Mordecai and the Jews mourn and fast because of the king’s decree. Esther, at the peril of her life, prepares to go in unto the king.

(See Esther 4:1–17.)

President Thomas S. Monson said:

“Through a servant, Mordecai sent word to Esther concerning the decree against the Jews, requesting that she go in to the king to plead for her people. Esther was at first reluctant, reminding Mordecai that it was against the law for anyone to go unbidden into the inner court of the king. Punishment by death would be the result—unless the king were to hold out his golden scepter, allowing the person to live.

“Mordecai’s response to Esther’s hesitation was to the point. He replied to her thus:

“‘Think not . . . that thou shalt escape in the king’s house, more than all the Jews.
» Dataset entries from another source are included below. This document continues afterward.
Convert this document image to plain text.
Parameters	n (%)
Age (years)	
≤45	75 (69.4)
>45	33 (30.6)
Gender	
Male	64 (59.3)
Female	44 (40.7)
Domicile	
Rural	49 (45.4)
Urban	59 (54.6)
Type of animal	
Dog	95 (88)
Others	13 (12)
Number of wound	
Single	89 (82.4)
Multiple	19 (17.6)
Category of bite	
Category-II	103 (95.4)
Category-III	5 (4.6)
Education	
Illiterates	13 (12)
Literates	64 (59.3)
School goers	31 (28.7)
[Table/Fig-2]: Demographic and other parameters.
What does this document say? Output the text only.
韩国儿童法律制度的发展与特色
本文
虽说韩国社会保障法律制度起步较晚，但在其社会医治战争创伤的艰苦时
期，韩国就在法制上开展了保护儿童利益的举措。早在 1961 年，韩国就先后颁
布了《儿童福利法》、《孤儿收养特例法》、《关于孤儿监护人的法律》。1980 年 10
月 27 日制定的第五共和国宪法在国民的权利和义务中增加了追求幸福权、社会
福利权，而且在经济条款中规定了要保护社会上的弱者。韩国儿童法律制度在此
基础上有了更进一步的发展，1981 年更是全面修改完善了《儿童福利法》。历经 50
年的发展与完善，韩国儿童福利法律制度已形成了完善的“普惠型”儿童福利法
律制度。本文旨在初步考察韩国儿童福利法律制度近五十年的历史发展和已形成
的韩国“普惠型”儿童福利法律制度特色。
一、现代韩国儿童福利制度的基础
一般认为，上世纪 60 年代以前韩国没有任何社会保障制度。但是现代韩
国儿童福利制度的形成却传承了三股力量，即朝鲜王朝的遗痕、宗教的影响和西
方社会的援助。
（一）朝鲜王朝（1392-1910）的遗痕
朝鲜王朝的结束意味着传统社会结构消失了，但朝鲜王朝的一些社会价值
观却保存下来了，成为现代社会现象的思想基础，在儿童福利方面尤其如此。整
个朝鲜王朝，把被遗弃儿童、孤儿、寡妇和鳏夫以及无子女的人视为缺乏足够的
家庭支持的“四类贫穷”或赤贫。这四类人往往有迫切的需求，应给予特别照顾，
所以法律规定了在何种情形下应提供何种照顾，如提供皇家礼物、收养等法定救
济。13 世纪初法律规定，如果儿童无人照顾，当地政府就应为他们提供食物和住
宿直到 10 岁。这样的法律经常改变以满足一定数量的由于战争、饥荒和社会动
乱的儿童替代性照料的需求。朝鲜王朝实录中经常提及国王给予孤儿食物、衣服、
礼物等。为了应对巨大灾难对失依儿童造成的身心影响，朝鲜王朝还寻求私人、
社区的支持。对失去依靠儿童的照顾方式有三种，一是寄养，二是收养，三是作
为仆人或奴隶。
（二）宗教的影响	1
“‘For if thou altogether holdest thy peace at this time, . . . thou and thy father’s house shall be destroyed’ (Esther 4:13–14).

“And then he added this searching question: ‘Who knoweth whether thou art come to the kingdom for such a time as this?’ (Esther 4:14).

“In response, Esther asked Mordecai to gather all the Jews he could and to ask them to fast three days for her and said that she and her handmaids would do the same. She declared, ‘I (will) go in unto the king, which is not according to the law: and if I perish, I perish’ (Esther 4:16). Esther had gathered her courage and would stand firm and immovable for that which was right.”